The journalist Anna Peele, who recently dissected the rise of Love Island for Vanity Fair, says that technology is shifting our ideas of experiences that feel primal or intense. “Modern movies and TV are always trying to come up with reasons to show people not staring at screens,” she says. “Right now, it feels primal to have to communicate directly.” Survival shows make people catch their own food and build their own shelter, while dating shows revolve around sex: the most primal act of all.
It is curious that reality TV – a newer genre, with seemingly infinite possibilities – is so wedded to a setting that has been widely explored elsewhere. From the scripted TV drama Lost to films such as Cast Away, books including Robinson Crusoe, Treasure Island and Lord of the Flies, and even Radio 4’s Desert Island Discs, there is hardly a format where island-based isolation isn’t a common device. In the early years of the reality genre, it made sense that it would choose a setting that felt familiar, where other mediums had done the “heavy lifting”, as Moylan puts it. But two decades on from Survivor and the beginning of the reality TV epoch, the continued reliance on island-style shows feels like a potential point of stagnation, or a sign that new ideas are thin on the ground.
The saturation could also be a sign that, as it matures, reality TV is becoming more like the scripted television, films, books and theatre that preceded it. As with traditional media, editing and storylining have always been a part of reality TV shows. But viewers are now savvier to the ways reality narratives are preordained, and shows are often more blatant about it, too. Love Island is practically a Shakepearean drama, with multiple narratives and characters – villains, heroes and antiheroes – edited to collide on a regular basis. “An isolated setting is about power: the power of producers over participants for purposes of entertainment,” Deery says. “It enables producers to become more like the all-powerful authors of fiction. They become the vigilant and manipulative Prosperos of their own modest kingdoms.”
Reality TV producers becoming the new authors, scriptwriters and playwrights signals a move away from “authenticity” as the genre’s most valuable currency. Most island reality shows aren’t pretending to be organic environments where interpersonal relationships are natural – in fact, they are leaning into becoming the opposite. “When we’re watching Love Island, we know it’s a hyperproduced environment,” Moylan says. “And we really don’t care.”

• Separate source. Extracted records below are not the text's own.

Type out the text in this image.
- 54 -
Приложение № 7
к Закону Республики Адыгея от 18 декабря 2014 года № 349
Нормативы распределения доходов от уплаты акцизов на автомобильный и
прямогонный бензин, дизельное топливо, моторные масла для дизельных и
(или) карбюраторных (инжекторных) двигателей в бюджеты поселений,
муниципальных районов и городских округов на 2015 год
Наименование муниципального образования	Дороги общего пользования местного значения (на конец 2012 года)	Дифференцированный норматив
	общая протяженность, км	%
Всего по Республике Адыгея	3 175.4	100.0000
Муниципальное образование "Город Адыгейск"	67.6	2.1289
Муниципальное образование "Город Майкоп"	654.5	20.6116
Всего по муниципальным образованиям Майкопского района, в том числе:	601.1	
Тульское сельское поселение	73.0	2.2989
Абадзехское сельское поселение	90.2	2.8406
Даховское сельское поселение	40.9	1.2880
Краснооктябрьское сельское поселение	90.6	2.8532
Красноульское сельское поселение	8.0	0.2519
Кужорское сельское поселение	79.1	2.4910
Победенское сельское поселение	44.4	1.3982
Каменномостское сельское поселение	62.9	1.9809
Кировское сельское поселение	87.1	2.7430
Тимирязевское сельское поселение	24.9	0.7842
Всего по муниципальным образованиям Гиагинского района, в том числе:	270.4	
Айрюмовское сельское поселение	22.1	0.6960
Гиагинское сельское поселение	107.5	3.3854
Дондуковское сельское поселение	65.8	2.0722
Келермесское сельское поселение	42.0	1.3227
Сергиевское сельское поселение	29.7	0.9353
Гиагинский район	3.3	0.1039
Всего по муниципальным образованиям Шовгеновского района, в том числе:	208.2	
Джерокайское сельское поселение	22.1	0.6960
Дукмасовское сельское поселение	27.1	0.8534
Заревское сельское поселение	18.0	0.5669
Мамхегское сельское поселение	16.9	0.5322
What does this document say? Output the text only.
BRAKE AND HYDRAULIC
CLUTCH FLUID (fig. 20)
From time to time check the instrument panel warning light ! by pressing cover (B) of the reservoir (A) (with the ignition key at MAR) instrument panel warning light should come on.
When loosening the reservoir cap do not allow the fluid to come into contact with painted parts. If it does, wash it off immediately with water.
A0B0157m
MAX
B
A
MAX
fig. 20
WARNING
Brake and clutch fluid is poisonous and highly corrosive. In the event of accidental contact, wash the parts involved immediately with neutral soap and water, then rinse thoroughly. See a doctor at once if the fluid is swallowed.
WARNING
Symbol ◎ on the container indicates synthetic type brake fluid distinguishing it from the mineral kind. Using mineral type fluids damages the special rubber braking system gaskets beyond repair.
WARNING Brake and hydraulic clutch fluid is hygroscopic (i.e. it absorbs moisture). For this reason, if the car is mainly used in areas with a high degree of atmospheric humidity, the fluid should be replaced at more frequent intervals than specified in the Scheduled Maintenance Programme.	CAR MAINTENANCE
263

Have we hit “peak island”? Probably not. “There are only so many places you can isolate people. Islands have the best mix of exoticism and practicality,” says Peele. Whether you’re on an actual island or a figurative one, isolation has been integral to reality TV’s status as a cultural phenomenon. The shaping of contestant experiences through controlled circumstances – what Deery calls “staged actuality” – is both the origin and essence of the genre. So from scantily clad singletons in a Mediterranean villa to Lord of the Flies-style survival shows, don’t expect reality TV to give up on the island quite yet. Now pass the suncream – and the popcorn.